Girard Perregaux, 1935 © Girard Perregaux, La Chaux-de-Fonds. Photo : David Baumann
Heures sautantes…
Montre-bracelet avec 3 guichets distincts pour les heures, les minutes et les secondes, sa particularité étant que l’heure est « sautante » et avance de 5 en 5 pour les minutes et de 10 en 10 pour les secondes.

Vacheron Constantin, montre de poche, Genève, 1930 © Vacheron Constantin
Heures mystérieuses…
Montre de poche dite « bras-en-l’air ». Le Chinois, sur pression du poussoir situé sur la carrure, lève le bras droit qui indique les heures, et le bras gauche qui indique les minutes. Bel exemple de l’heure mystérieuse qui se cache tant que le pressoir n’est pas appuyé.

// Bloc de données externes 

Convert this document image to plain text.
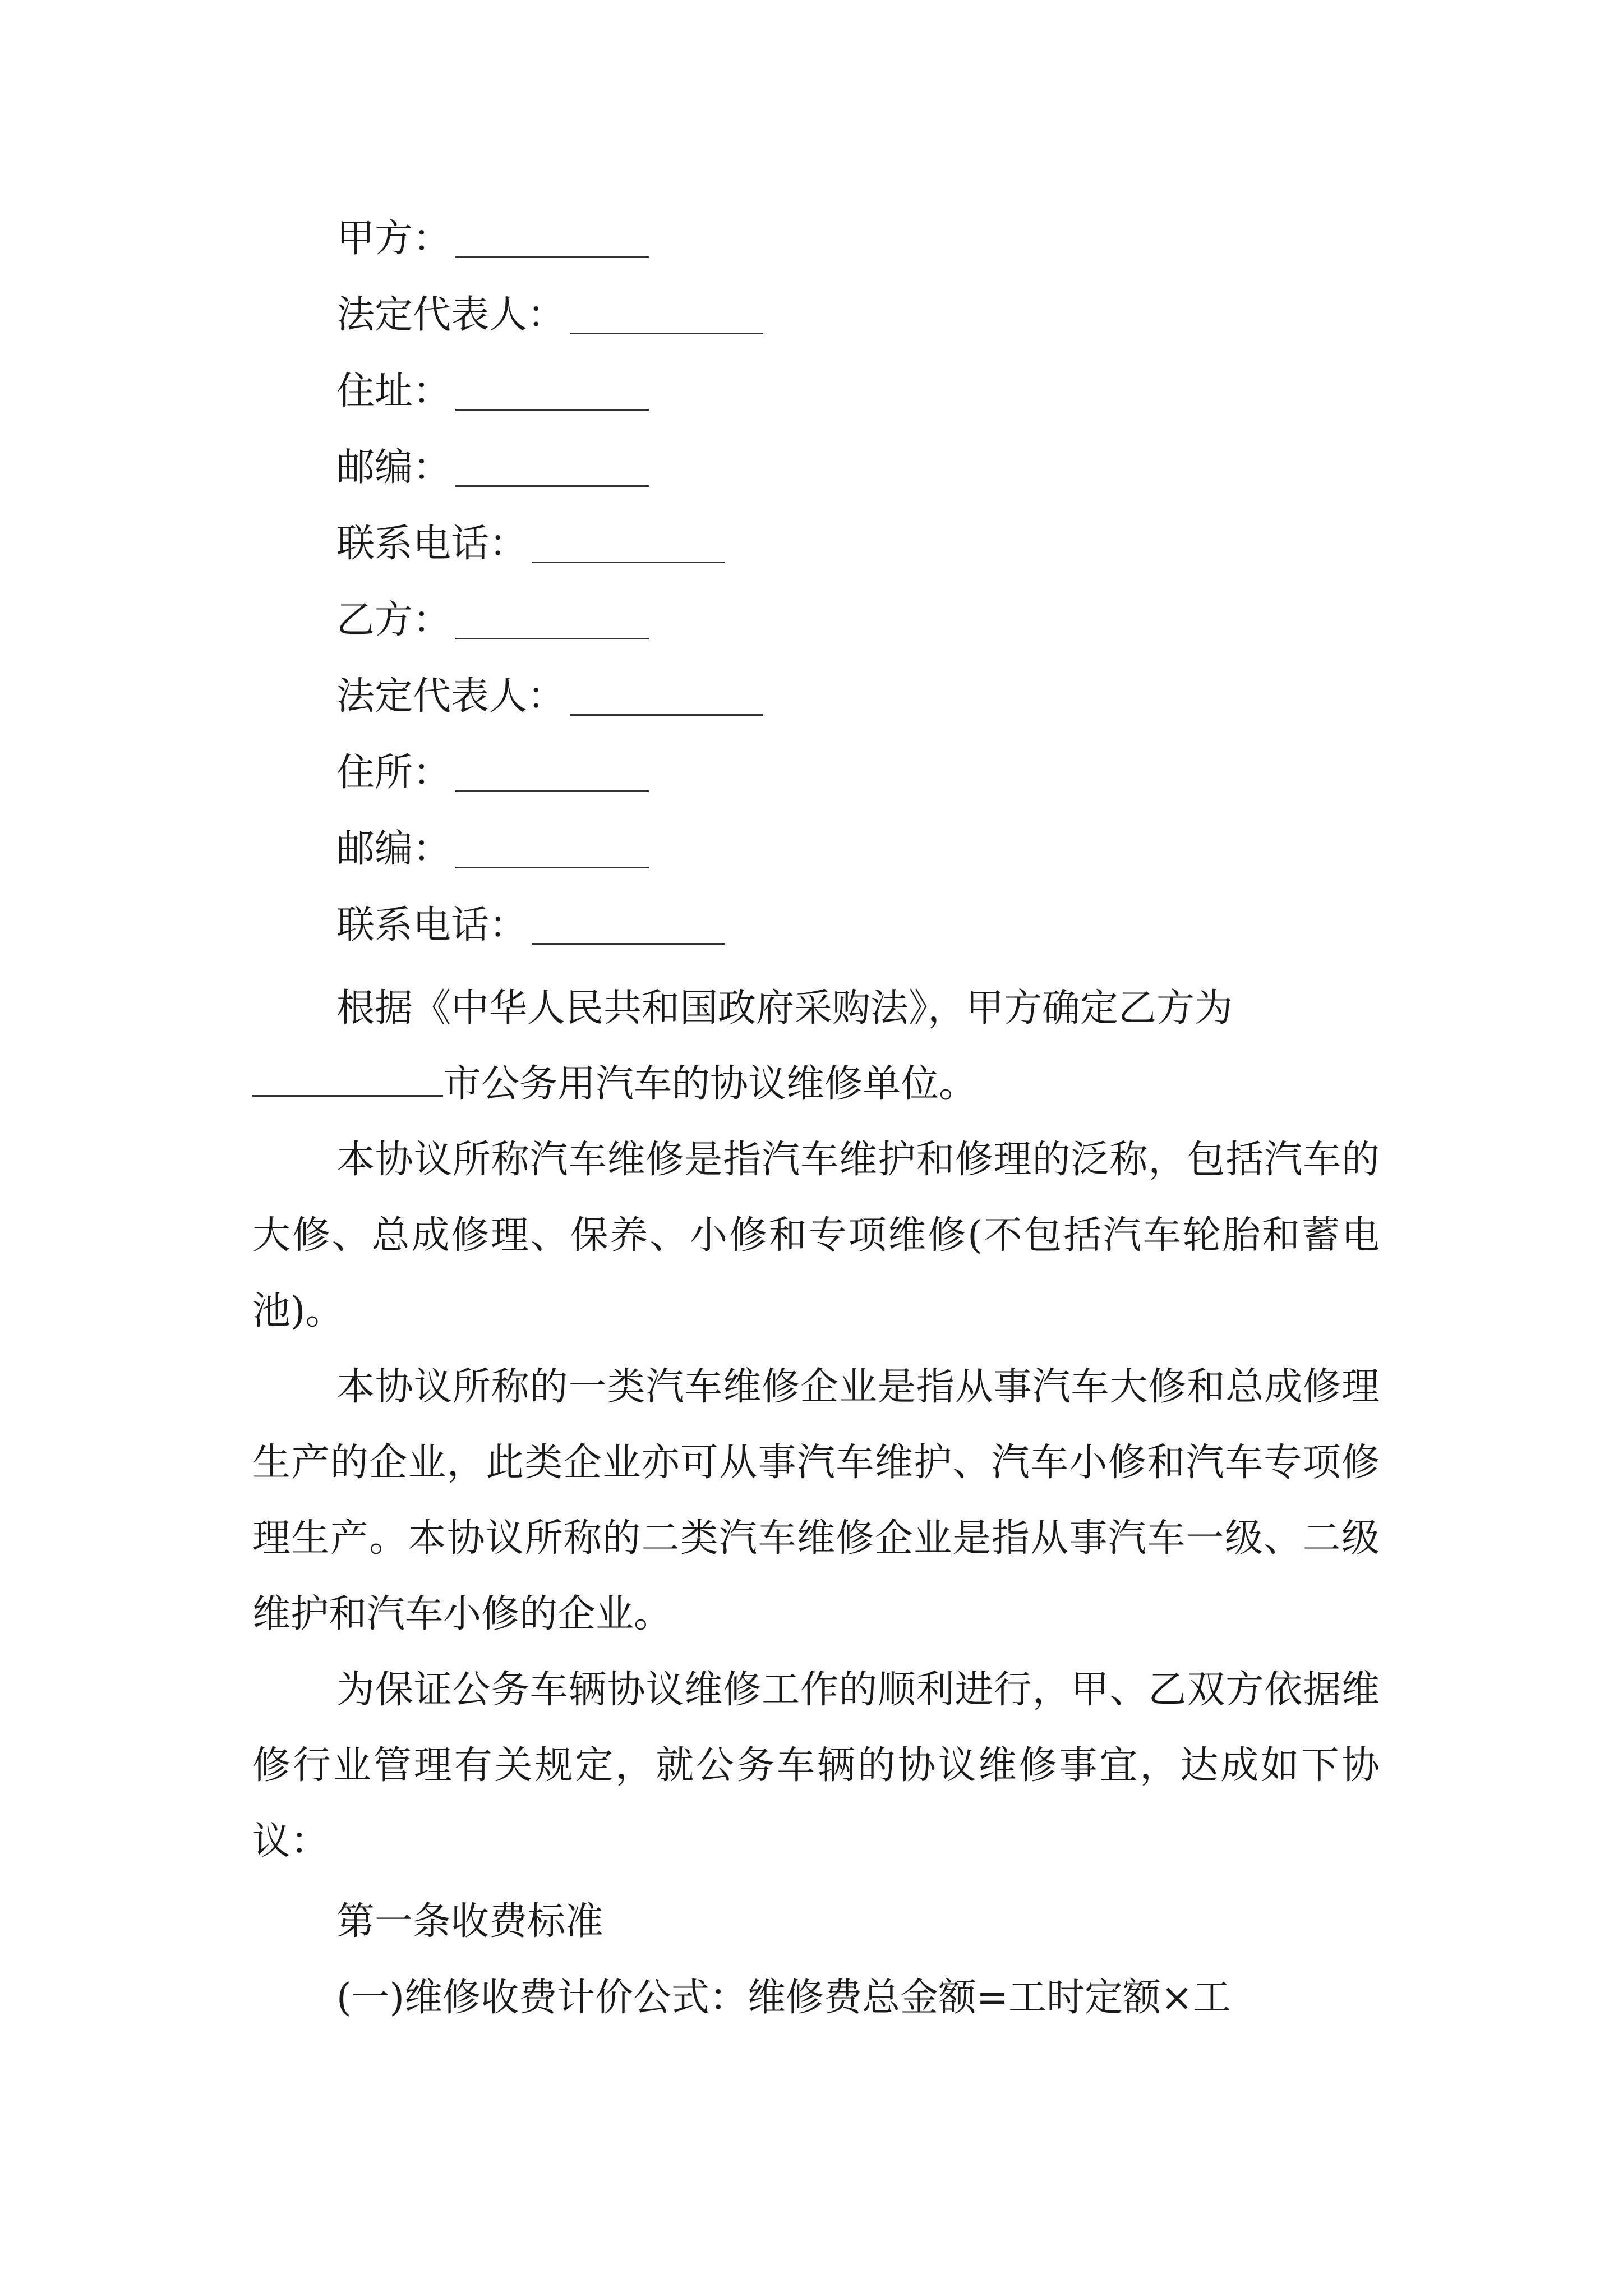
甲方：
法定代表人：
住址：
邮编：
联系电话：
乙方：
法定代表人：
住所：
邮编：
联系电话：
根据《中华人民共和国政府采购法》，甲方确定乙方为
市公务用汽车的协议维修单位。

本协议所称汽车维修是指汽车维护和修理的泛称，包括汽车的大修、总成修理、保养、小修和专项维修(不包括汽车轮胎和蓄电池)。

本协议所称的一类汽车维修企业是指从事汽车大修和总成修理生产的企业，此类企业亦可从事汽车维护、汽车小修和汽车专项修理生产。本协议所称的二类汽车维修企业是指从事汽车一级、二级维护和汽车小修的企业。

为保证公务车辆协议维修工作的顺利进行，甲、乙双方依据维修行业管理有关规定，就公务车辆的协议维修事宜，达成如下协议：

第一条收费标准
(一)维修收费计价公式：维修费总金额=工时定额×工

Martin d’Esposito et Alexandre Gaillard, Swiss Koo, Poya, 2014 © Swiss Koo
Heures d’alpage…
Issus de l’École cantonale d’art de Lausanne (l’Écal), deux anciens élèves ont créé leur propre société, Swiss Koo, pour la fabrication de « cuckoo clocks », un genre délaissé qu’ils ressuscitent avec un amour du kitsch revu et corrigé par le design.
Poya désigne la transhumance du bétail qui rejoint les alpages à la belle saison. Cette œuvre rappelle par ailleurs la tradition des papiers découpés, qui à l’origine servaient d’inventaire au nombre de vaches par propriétaire.